Pulmonology Coding Alert

Avoid Coding Fraud:

Your Legal Responsibility and Liability

Beware: If you bill the government for a non-medically necessary service or for a service your staff didn't render, you along with others can be liable either civilly or criminally.

That's the warning posed by experts, such as Jason R. Levine, JD, a consultant and senior editor for Murer Publications at Murer Consultants Inc., a legal-based healthcare management consulting firm in Joliet, Ill. And you can't hide behind the biller. The coder can be liable for fraudulently billed services even if he or she didn't actually send off the bill, he says.

What Gets You Into Trouble

One of the many acts a fraudulent coder can violate is the False Claims Act.

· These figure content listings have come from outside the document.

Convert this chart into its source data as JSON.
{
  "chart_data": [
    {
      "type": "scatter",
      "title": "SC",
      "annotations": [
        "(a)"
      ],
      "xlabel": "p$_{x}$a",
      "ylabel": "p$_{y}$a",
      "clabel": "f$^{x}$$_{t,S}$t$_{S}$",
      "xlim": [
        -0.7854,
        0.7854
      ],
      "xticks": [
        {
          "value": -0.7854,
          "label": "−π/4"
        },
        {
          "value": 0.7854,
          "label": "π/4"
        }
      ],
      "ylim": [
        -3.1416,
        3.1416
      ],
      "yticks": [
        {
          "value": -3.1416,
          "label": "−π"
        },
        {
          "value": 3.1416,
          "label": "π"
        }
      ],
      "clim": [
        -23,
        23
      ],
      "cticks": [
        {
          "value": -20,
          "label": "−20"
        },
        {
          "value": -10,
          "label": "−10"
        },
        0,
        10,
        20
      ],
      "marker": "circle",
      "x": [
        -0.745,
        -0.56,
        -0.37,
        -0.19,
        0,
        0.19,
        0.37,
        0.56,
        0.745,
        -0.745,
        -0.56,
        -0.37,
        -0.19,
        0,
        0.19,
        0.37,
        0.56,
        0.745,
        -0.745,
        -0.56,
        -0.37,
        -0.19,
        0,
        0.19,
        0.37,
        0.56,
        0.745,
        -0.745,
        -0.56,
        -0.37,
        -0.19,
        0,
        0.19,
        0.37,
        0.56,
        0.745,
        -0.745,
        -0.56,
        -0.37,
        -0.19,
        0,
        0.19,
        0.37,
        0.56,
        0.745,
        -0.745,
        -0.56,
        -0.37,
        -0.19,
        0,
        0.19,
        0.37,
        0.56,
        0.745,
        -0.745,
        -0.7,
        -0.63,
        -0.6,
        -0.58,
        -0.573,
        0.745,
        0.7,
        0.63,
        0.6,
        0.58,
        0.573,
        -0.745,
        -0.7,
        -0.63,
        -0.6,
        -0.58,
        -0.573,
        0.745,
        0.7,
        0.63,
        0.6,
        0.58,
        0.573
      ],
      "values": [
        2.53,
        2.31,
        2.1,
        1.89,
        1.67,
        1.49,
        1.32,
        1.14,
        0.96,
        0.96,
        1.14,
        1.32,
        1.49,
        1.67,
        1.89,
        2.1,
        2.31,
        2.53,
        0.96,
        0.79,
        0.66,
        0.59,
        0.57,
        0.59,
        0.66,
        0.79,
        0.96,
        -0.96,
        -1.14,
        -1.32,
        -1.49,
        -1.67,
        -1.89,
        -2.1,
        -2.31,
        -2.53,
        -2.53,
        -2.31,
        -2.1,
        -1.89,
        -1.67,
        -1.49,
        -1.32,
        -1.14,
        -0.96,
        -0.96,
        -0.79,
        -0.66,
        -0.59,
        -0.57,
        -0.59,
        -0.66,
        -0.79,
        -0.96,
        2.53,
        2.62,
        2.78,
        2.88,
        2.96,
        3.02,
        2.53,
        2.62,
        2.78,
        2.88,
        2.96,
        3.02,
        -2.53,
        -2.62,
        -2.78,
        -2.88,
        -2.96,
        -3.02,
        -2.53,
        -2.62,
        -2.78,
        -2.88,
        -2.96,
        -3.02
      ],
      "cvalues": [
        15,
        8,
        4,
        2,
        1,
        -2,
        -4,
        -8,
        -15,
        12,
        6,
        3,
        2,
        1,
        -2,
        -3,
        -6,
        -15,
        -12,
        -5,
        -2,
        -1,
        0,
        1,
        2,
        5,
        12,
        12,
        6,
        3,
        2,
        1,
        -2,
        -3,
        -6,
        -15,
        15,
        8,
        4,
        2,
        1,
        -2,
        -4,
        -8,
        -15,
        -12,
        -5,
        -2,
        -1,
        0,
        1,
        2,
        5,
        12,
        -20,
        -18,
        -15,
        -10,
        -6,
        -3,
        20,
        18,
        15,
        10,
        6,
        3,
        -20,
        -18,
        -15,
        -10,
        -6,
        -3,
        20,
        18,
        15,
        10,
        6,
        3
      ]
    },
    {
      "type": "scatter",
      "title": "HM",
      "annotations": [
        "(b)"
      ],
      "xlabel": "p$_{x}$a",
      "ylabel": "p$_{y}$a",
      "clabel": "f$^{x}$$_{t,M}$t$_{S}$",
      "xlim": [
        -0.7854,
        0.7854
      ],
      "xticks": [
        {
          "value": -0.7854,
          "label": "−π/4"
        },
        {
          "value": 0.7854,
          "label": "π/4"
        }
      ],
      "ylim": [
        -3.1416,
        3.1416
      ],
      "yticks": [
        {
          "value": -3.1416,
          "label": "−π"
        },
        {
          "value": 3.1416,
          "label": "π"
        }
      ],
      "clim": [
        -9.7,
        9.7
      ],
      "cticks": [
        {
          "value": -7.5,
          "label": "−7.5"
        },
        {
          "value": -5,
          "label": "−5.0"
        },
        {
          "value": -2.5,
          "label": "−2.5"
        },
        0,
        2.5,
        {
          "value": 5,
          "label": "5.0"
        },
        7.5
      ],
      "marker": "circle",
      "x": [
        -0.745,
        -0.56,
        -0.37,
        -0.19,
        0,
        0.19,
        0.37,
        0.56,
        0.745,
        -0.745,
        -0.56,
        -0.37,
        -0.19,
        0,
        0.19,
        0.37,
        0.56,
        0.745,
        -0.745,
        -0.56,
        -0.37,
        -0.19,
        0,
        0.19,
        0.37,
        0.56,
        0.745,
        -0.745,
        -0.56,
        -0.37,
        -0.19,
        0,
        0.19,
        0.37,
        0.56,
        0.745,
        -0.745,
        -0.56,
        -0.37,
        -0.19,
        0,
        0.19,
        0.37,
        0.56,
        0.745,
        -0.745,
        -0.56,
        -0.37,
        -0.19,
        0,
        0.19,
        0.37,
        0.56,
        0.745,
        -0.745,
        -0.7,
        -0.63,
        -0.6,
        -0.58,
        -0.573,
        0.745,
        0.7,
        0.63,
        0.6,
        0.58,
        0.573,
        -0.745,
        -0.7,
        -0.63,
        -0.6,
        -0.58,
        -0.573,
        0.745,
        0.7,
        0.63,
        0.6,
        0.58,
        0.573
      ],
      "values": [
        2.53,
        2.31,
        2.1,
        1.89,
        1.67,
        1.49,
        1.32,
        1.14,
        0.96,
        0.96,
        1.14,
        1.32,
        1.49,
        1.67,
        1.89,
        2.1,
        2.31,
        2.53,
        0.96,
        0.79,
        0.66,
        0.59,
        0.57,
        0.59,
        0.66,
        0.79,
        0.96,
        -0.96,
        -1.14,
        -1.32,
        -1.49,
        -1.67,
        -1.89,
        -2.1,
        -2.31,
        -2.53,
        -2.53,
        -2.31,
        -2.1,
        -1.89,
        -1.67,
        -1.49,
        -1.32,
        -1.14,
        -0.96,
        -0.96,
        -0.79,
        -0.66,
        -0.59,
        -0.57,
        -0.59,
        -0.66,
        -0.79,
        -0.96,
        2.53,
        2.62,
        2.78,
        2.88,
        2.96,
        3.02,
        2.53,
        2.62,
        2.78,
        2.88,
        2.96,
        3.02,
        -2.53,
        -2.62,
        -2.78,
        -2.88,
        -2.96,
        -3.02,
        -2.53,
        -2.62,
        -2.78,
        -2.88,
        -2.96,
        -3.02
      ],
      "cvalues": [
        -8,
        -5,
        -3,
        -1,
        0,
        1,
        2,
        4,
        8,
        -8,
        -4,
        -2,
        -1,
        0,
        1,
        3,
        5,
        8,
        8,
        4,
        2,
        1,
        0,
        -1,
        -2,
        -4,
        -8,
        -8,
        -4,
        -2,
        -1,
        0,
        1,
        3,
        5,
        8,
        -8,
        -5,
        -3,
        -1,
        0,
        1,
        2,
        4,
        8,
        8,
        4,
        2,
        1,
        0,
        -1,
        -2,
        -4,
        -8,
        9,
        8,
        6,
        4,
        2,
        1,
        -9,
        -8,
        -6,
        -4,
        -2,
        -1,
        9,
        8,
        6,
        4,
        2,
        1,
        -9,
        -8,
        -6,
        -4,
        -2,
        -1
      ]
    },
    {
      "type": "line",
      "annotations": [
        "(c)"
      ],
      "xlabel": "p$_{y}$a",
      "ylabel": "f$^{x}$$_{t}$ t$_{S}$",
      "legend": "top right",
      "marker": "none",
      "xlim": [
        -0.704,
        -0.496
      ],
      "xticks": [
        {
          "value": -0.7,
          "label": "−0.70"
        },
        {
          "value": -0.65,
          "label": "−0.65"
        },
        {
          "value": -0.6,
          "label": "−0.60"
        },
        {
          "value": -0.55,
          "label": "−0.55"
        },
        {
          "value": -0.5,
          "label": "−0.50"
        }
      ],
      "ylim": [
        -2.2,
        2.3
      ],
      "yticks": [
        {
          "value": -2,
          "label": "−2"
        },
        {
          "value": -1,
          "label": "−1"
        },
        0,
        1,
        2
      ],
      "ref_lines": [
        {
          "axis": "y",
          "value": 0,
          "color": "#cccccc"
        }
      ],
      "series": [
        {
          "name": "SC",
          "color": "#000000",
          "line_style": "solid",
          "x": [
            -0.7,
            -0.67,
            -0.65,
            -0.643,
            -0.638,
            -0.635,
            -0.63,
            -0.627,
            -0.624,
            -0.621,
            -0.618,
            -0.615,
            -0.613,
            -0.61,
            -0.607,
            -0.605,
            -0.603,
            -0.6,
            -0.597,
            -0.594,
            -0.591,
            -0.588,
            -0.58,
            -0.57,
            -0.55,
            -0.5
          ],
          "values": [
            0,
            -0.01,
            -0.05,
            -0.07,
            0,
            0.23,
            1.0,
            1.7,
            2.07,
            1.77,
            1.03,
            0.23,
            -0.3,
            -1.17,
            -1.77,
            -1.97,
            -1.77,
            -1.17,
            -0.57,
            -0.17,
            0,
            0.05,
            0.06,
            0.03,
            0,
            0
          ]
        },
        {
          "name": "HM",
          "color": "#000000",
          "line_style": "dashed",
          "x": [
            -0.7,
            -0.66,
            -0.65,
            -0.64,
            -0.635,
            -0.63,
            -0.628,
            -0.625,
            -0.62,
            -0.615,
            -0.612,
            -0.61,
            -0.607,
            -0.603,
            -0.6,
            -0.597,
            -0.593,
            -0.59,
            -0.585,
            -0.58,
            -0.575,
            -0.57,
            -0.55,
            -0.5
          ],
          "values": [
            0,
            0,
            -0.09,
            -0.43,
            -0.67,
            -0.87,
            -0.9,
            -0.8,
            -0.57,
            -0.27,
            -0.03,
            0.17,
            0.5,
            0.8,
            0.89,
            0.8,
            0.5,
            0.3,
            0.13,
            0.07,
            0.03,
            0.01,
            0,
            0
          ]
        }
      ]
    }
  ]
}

A false claim occurs when a person presents, or causes to be presented, any claim for item or service, and knows, or should know, that the item or service was not provided as claimed or is false and fraudulent, or conspires to defraud, says Timothy P. Blanchard, JD, MHA, FHFMA, with McDermott, Will and Energy in Los Angeles.

The physician is ultimately responsible for the claim because his or her name is on it, but coders can be implicated if they possess knowledge of questionable activities without doing anything to change that activity. The terminology "knows" or "should know" includes actual knowledge, deliberate ignorance of information's truth, reckless disregard of it, and doesn't require a specific intent, Blanchard says. That means, he says, when you submit a false claim, investigators will consider:

  • a failure to study instructions as reckless disregard
  • studying the instructions as crafty manipulation
  • hiring a consultant for help as conspiring to defraud.

    These legal threats, although serious, shouldn't keep you from properly coding or reporting expensive or controversial services that deserve reimbursement. Neither CMS nor the HHS' Office of Inspector General (OIG) will seek to label innocent mistakes as fraud and abuse, Levine says. "What they are looking for is a pattern and practice of wrongful activity," he says, a systematic and deliberate practice over a period of time.

    You should simply make sure you understand what raises the feds' eyebrows, so you can cease any potentially fraudulent practices you or anyone else in your department are practicing, intentionally or otherwise. According to Levine, what CMS and OIG consider as redflag coding practices includes, but is not limited to:

  • Unbundling. Do not unbundle codes for services CMS requires to be coded and billed as one service or item, Levine warns. You can adhere to CMS' bundling guidelines by following Medicare's National Correct Coding Initiative (NCCI) edits. Remember, the edits apply to services billed by the same provider for the same beneficiary on the same date of service.

    In the NCCI edits, pay attention to code pairs with modifier 0 listed next to them. This indicates that you can never separately report and bill these codes, he says. Modifier 1 means that clinical circumstances may justify appending a modifier (for example, modifier -59, Distinct procedural service) for separate payment for the paired codes.

    You also have the mutually exclusive edit table, which lists pairs of codes you can't report together because a physician can't reasonably perform the services or procedures together, he adds.

  • Bundling. Though rarer than unbundling, bundling together services into a single code may also result in fraud and abuse, Levine says. When you lump an otherwise unjustifiable procedure into a standard service to warrant a higher reimbursement code, this is a practice similar to upcoding. For example, your pulmonologist makes phone calls and partakes in other administrative activities not otherwise billable. If you lump that time spent into a time-based code, you are wrongfully coding.

  • Upcoding. You cannot report procedure or revenue codes that describe more extensive or expensive work than the physician actually furnished, Levine says.

  • Presumptive coding. "Presumptive coding" based on diagnosis, for example, is not ethical coding, Blanchard says, citing a precedent court case. You should not code based on "service rendered" alone. You must consult medical record documentation, he adds.

  • Inappropriate coding criteria. Do not select codes based on inappropriate criteria such as percentage limits on lower-level codes (for example, setting the bar at 30 percent for reporting level-one E/M codes instead of reporting on a case-by-case basis), Blanchard says, citing, again, a precedent court case.

  • Other suspect practices. Blanchard provides this list of suspect practices your practice should avoid: bonuses for coders, employing coders without coding training, and coders never contacting physicians about medical practices. Review OIG reports regarding current audit issues and its compliance guidance to be extra safe.

    One way to avoid fraud if you discover you've made repeated and suspicious mistakes is to use the Voluntary Disclosure Program. If you voluntarily disclose your major coding errors to the carrier or commercial payer, you could avoid fines and penalties. But consult with counsel before doing so, Levine says. An instance in which voluntary disclosure might be the ideal route out of problems, for example, may be when you find out your computer system has systematically reported the wrong codes for procedures or for place of service, he says.